Selon les documents de l’ARCEP publiés sur le site Marchés Publics du gouvernement français, l’étude durera deux mois. Elle couvrira 10 opérateurs et MVNO, à savoir Orange, SFR, Bouygues Télécom, Free Mobile, Virgin Mobile, NRJ Mobile, Numericable, et les trois secondes marques des opérateurs historiques (Sosh, Red et B&You). Deux forfaits par opérateur seront analysés en moyenne, soit vingt forfaits en tout. Ce nombre pourrait néanmoins monter à 30 forfaits voire plus s’il y a un besoin de complément.

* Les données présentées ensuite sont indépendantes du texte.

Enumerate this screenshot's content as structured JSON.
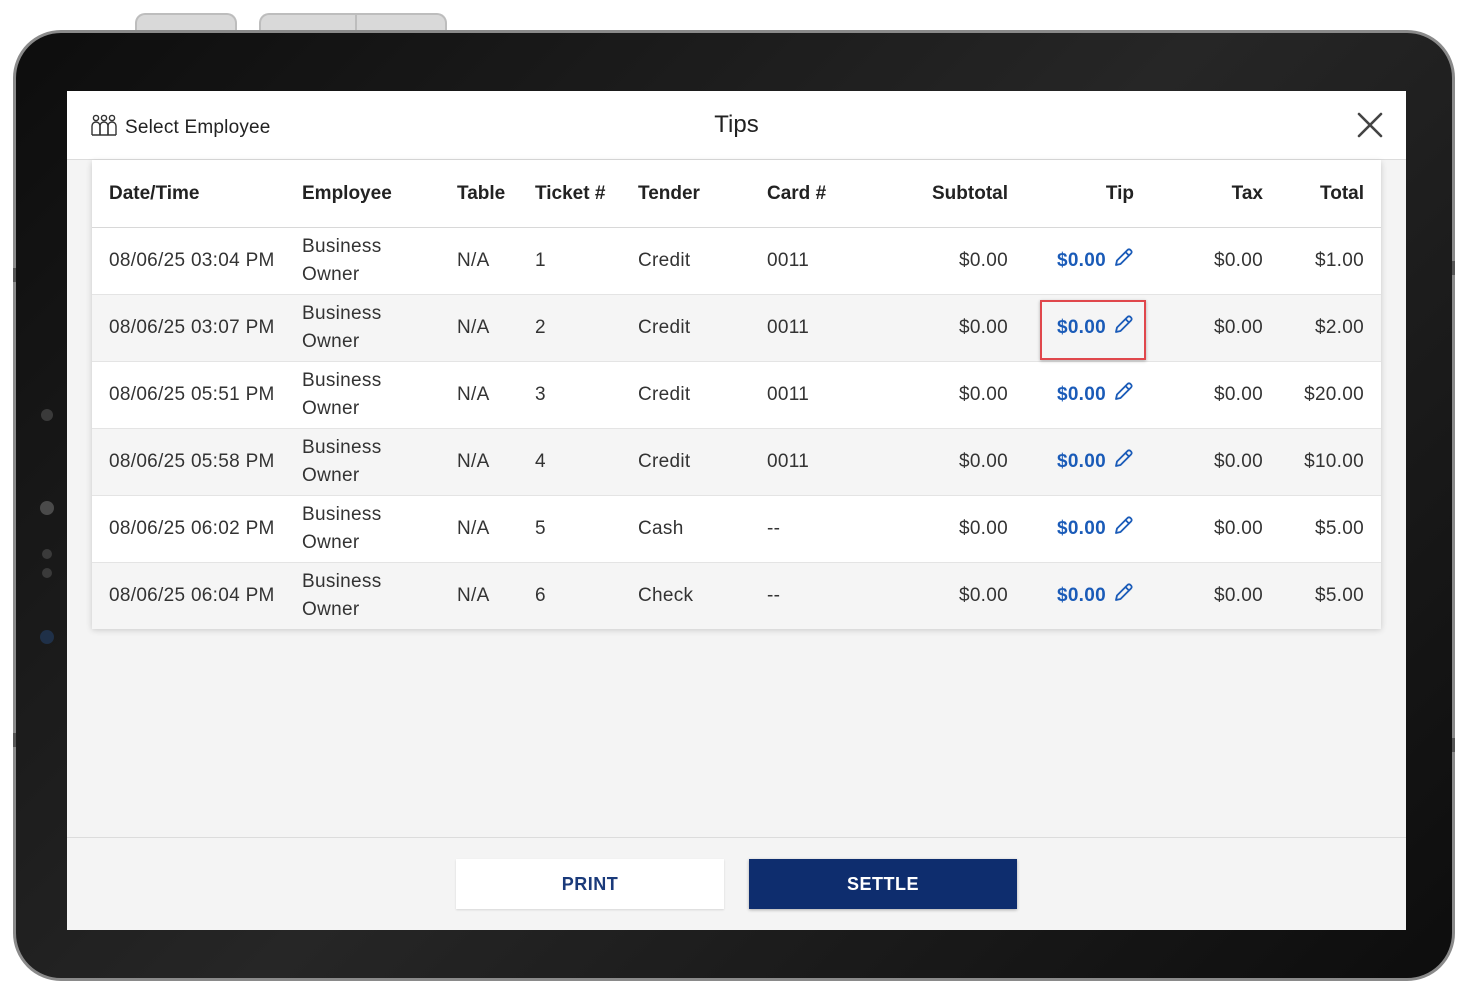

Concernant le web, les 10 sites les plus fréquentés nationalement seront étudiés. « Les 10 sites sélectionnés seront les mêmes pour l’ensemble des opérateurs et seront validés par le comité de pilotage » précise l’ARCEP.
L’ARCEP rajoute que mesurer la qualité de l’accès au web mobile lorsqu’elle est dégradée « permet de mesurer l’impact d’une diminution du débit sur l’utilisation du service ». L’étude permettra ainsi de savoir concrètement comment les mobinautes s’adaptent quand ils dépassent le seuil offert par leur opérateur.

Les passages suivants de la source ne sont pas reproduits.